Obtain the condition for the points (a,0), (0, b) and (1, 1) to be collinear.

To determine the condition for the points \( (a, 0) \), \( (0, b) \), and \( (1, 1) \) to be collinear, we can use the determinant method. The points are collinear if the area of the triangle formed by them is zero.
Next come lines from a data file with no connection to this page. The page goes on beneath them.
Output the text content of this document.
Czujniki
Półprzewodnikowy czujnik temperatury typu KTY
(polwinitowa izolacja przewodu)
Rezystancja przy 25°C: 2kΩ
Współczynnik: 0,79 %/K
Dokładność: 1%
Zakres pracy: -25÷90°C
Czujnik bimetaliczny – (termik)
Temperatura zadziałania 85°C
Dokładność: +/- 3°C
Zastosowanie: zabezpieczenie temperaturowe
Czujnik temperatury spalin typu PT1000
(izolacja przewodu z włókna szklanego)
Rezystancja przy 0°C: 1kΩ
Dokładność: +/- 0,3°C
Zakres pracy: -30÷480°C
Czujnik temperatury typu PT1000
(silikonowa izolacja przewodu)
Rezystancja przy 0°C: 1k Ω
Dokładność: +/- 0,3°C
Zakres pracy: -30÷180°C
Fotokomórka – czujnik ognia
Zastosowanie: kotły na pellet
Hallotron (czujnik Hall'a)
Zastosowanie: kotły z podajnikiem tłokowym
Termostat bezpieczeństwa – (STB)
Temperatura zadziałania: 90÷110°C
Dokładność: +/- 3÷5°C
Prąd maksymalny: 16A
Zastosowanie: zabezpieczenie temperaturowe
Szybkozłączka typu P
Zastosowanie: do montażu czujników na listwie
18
The area can be calculated using the following determinant: \[ \text{Area} = \frac{1}{2} \begin{vmatrix} x_1 & y_1 & 1 \\ x_2 & y_2 & 1 \\ x_3 & y_3 & 1 \end{vmatrix} \] Substituting the coordinates of the points \( (a, 0) \), \( (0, b) \), and \( (1, 1) \): \[ \text{Area} = \frac{1}{2} \begin{vmatrix} a & 0 & 1 \\ 0 & b & 1 \\ 1 & 1 & 1 \end{vmatrix} \] Calculating the determinant: \[ = \frac{1}{2} \left( a \begin{vmatrix} b & 1 \\ 1 & 1 \end{vmatrix} - 0 + 1 \begin{vmatrix} 0 & b \\ 1 & 1 \end{vmatrix} \right) \] Calculating the smaller 2x2 determinants: 1. \( \begin{vmatrix} b & 1 \\ 1 & 1 \end{vmatrix} = b \cdot 1 - 1 \cdot 1 = b - 1 \) 2. \( \begin{vmatrix} 0 & b \\ 1 & 1 \end{vmatrix} = 0 \cdot 1 - b \cdot 1 = -b \) Substituting back into the area formula: \[ = \frac{1}{2} \left( a(b - 1) - b \right) \] Setting the area to zero for collinearity: \[ \frac{1}{2} \left( a(b - 1) - b \right) = 0 \] This simplifies to: \[ a(b - 1) - b = 0 \] Rearranging gives: \[ ab - a - b = 0 \] Factoring out gives: \[ ab - a - b + 1 = 1 \] Thus, we can rewrite this as: \[ ab = a + b \] This is the condition for the points \( (a, 0) \), \( (0, b) \), and \( (1, 1) \) to be collinear.